Circadian rhythms guide the human body’s day-to-day development, but they don’t explain long-term maturation. New York University (NYU) College of Dentistry researchers, however, have found a different biological cycle that could explain our variations in age at maturity and other developmental milestones by looking at tooth enamel.
Through metabolomic analysis of blood plasma, the researchers have linked these variations to a timing mechanism operating on multi-day rhythms in growth and degradation. These findings build upon earlier observations of multi-day biological rhythms in tooth enamel and skeletal bone tissue.
“These rhythms, originating in the hypothalamus, a region of the brain that functions as the main control center for the autonomic nervous system, affect bone, body size, and many metabolic processes, including heart and respiration rates,” said Dr. Timothy Bromage, a professor of biomaterials and basic science and craniofacial biology at NYU.

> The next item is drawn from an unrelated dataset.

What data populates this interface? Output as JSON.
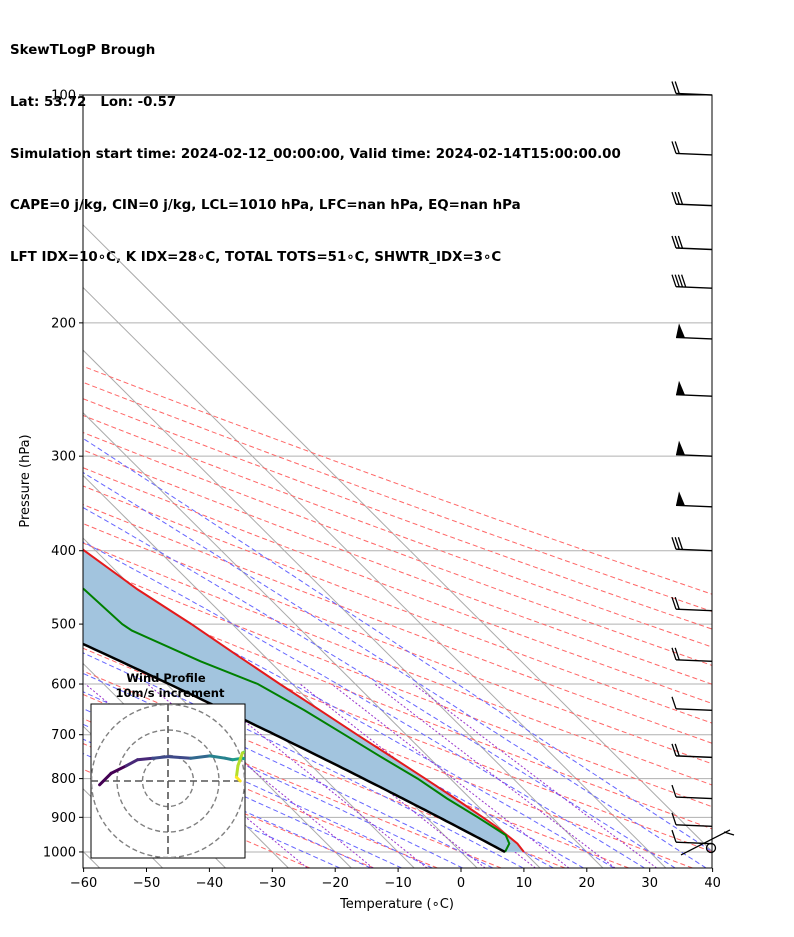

“The rhythms affect an organism’s overall pace of life and its lifespan,” said Bromage, who is leading the research, “so a rat that grows teeth and bone in a fraction of the time of a human in fact also lives faster and dies at a much younger age.”
The researchers further characterized the rhythms through metabolome and genome analysis of blood plasma from the domestic pig. They found that blood plasma metabolites and RNA drawn from 33 pigs during a 2-week period oscillate on a 5-day rhythm. Microscopic analysis also revealed a corresponding 5-day rhythm in the pigs’ tooth enamel.
The researchers additionally found a pair of 5-day rhythms in tandem. One controls tissue growth, while the other begins 3 days later for degradation of growth-related molecular compounds back to their basic biological entities for use in the next growth round.
“These findings provide new insight into biological processes regulating growth and body size and controlling gestation length, weaning, age at maturity, and other developmental milestones,” said Bromage. “We believe this to be a key component to what regulates species’ life history evolution.”
Next, the researchers will use metabolic profiling to reveal the intricacies of a 4-day growth rhythm observed in the teeth of the rhesus macaque monkey. The final stage of research will examine human beings, who are expected to show 8- to 9-day rhythms, reflecting their larger body size and longer average lifespan.
The study, “The Swine Plasma Metabolome Chronicles ‘Many Days’ Biological Timing an Functions Linked to Growth,” was published by PLOS ONE.